On Sunday the community announced the construction of "Unity House", which provides emergency accommodation for a local family, built with voluntary labour and materials paid for by public donations and collections from union members.
Illawarra Business Chamber Executive Director Adam Zarth called on the government to ensure eligibility criteria for the grants be as broad as possible, sharing concerns not all businesses close to closing their doors will be eligible.
He said he is concerned "the grants will not be available to businesses other than those suffering direct property damage, and the tax concessions provide short term relief through deferrals of liabilities that may later still be applicable once businesses return to profitability".
"The government needs to ensure that all those businesses suffering in the current downturn can access some form of assistance through the loan scheme announced today, by implementing the widest possible eligibility criteria."
Some of the lives overturned in Cobargo. Laura bought this last year, refitted it just before Christmas, bought a range of beautiful product, ethically sourced from small producers she was helping directly.
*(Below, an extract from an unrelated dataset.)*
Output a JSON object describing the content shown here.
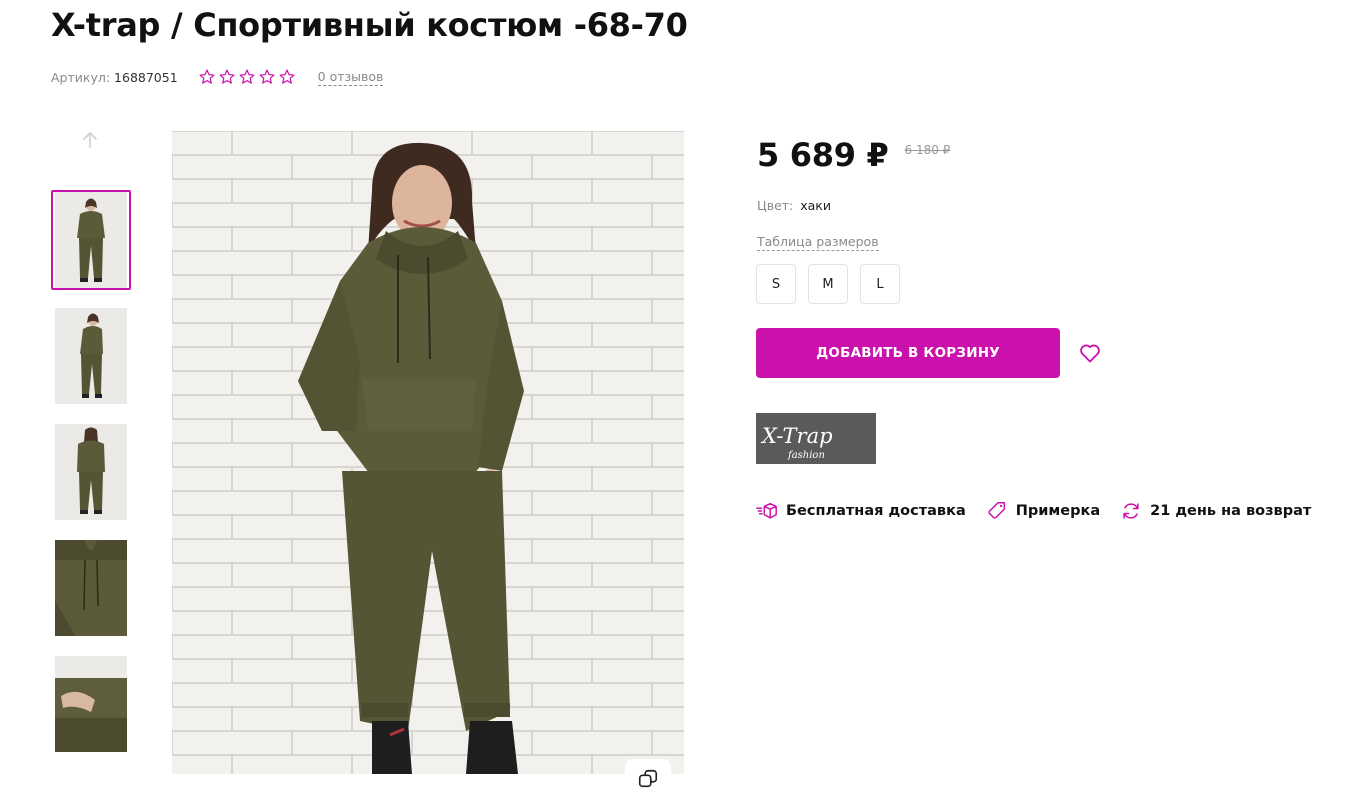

Razed to the ground on NYE. Told to apply for Newstart. #cobargo#auspolpic.twitter.com/NiqpRHNMTk— Zena Armstrong (@zenaarmstrong) January 18, 2020
Bega chamber executive member Tim Shinnick said said he hoped businesses will be able to access the government grants quickly.
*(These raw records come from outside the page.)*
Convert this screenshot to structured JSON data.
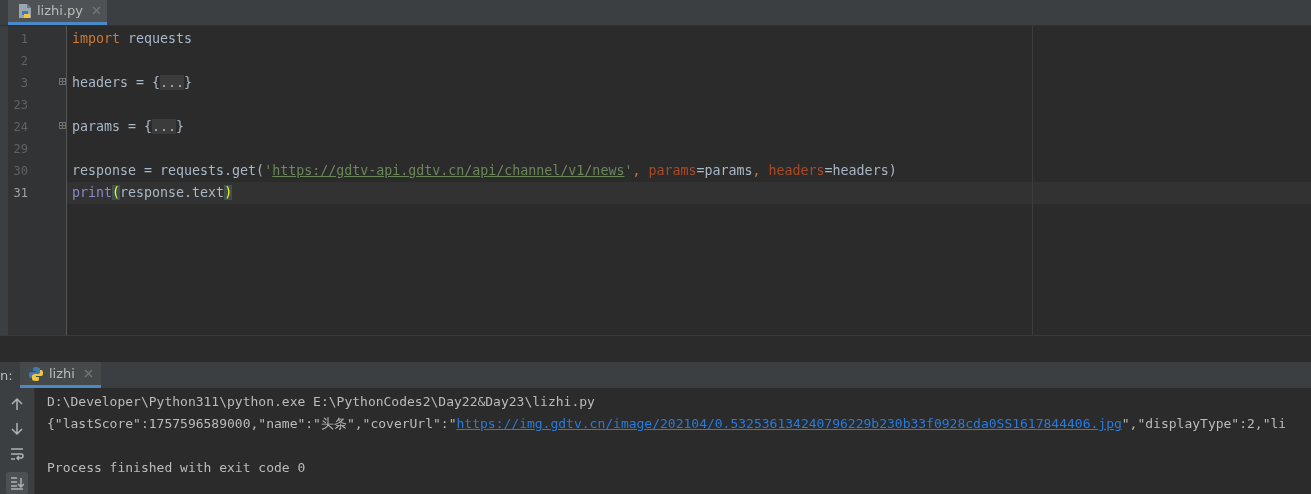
{
  "editor_tabs": [
    {
      "label": "lizhi.py",
      "selected": true
    }
  ],
  "code_lines": [
    {
      "number": "1",
      "current": false,
      "folded": false,
      "tokens": [
        {
          "kind": "keyword",
          "text": "import"
        },
        {
          "kind": "plain",
          "text": " requests"
        }
      ]
    },
    {
      "number": "2",
      "current": false,
      "folded": false
    },
    {
      "number": "3",
      "current": false,
      "folded": true,
      "tokens": [
        {
          "kind": "plain",
          "text": "headers = {"
        },
        {
          "kind": "fold",
          "text": "..."
        },
        {
          "kind": "plain",
          "text": "}"
        }
      ]
    },
    {
      "number": "23",
      "current": false,
      "folded": false
    },
    {
      "number": "24",
      "current": false,
      "folded": true,
      "tokens": [
        {
          "kind": "plain",
          "text": "params = {"
        },
        {
          "kind": "fold",
          "text": "..."
        },
        {
          "kind": "plain",
          "text": "}"
        }
      ]
    },
    {
      "number": "29",
      "current": false,
      "folded": false
    },
    {
      "number": "30",
      "current": false,
      "folded": false,
      "tokens": [
        {
          "kind": "plain",
          "text": "response = requests.get("
        },
        {
          "kind": "string",
          "text": "'"
        },
        {
          "kind": "url",
          "text": "https://gdtv-api.gdtv.cn/api/channel/v1/news"
        },
        {
          "kind": "string",
          "text": "'"
        },
        {
          "kind": "keyword",
          "text": ", "
        },
        {
          "kind": "param",
          "text": "params"
        },
        {
          "kind": "plain",
          "text": "=params"
        },
        {
          "kind": "keyword",
          "text": ", "
        },
        {
          "kind": "param",
          "text": "headers"
        },
        {
          "kind": "plain",
          "text": "=headers)"
        }
      ]
    },
    {
      "number": "31",
      "current": true,
      "folded": false,
      "tokens": [
        {
          "kind": "builtin",
          "text": "print"
        },
        {
          "kind": "match",
          "text": "("
        },
        {
          "kind": "plain",
          "text": "response.text"
        },
        {
          "kind": "match",
          "text": ")"
        }
      ]
    }
  ],
  "run_panel": {
    "label": "n:",
    "tabs": [
      {
        "label": "lizhi",
        "selected": true
      }
    ],
    "console": [
      {
        "kind": "plain",
        "parts": [
          {
            "kind": "text",
            "text": "D:\\Developer\\Python311\\python.exe E:\\PythonCodes2\\Day22&Day23\\lizhi.py"
          }
        ]
      },
      {
        "kind": "plain",
        "parts": [
          {
            "kind": "text",
            "text": "{\"lastScore\":1757596589000,\"name\":\"头条\",\"coverUrl\":\""
          },
          {
            "kind": "link",
            "text": "https://img.gdtv.cn/image/202104/0.532536134240796229b230b33f0928cda0SS1617844406.jpg"
          },
          {
            "kind": "text",
            "text": "\",\"displayType\":2,\"li"
          }
        ]
      },
      {
        "kind": "blank"
      },
      {
        "kind": "plain",
        "parts": [
          {
            "kind": "text",
            "text": "Process finished with exit code 0"
          }
        ]
      }
    ]
  }
}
"Our farmers need grant assistance for the purchase of generators. Power supply is a huge issue during these times," he said.
"Some farmers have had to dump their milk, and cows can also get mastitis if not milked. This can be a big issue for the supply chain."
Mr Morrison also announced the allocation of $3.5million for a Small Business Bushfire Financial Support Line with financial counsellors available via a phone call.
Tathra Chamber of Commerce executive Carmen Risby said she was disappointed a large portion of the tourism marketing money will be focused at the area's smallest market - foreign tourists.
She said many businesses will already have "shut up shop" before any benefit from the investment will be seen.
"It would be great to think that what is being offered would be easy to access immediately, and filter down to actual businesses to use for fixed costs," Ms Risby said.
"I am disappointed that government feels effected areas will benefit from a large portion of that being international focuses promotion. Most of the effected areas need to get the domestic visitors back. That's immediate and it's our biggest market."
Bega Valley Shire Council has also announced $60,000 will be spent over three months on a marketing campaign, focused on promoting the autumn school holidays and the Easter break, via council contracted company Sapphire Coast Destination Marketing.
"I am making sure that any decisions have Bega Valley front and centre - that's my goal, that the Bega Valley is right up there in the thinking of the state government," mayor Kristy McBain said.
The Bega Valley Economic Development Group said it will also continue to meet weekly, she said.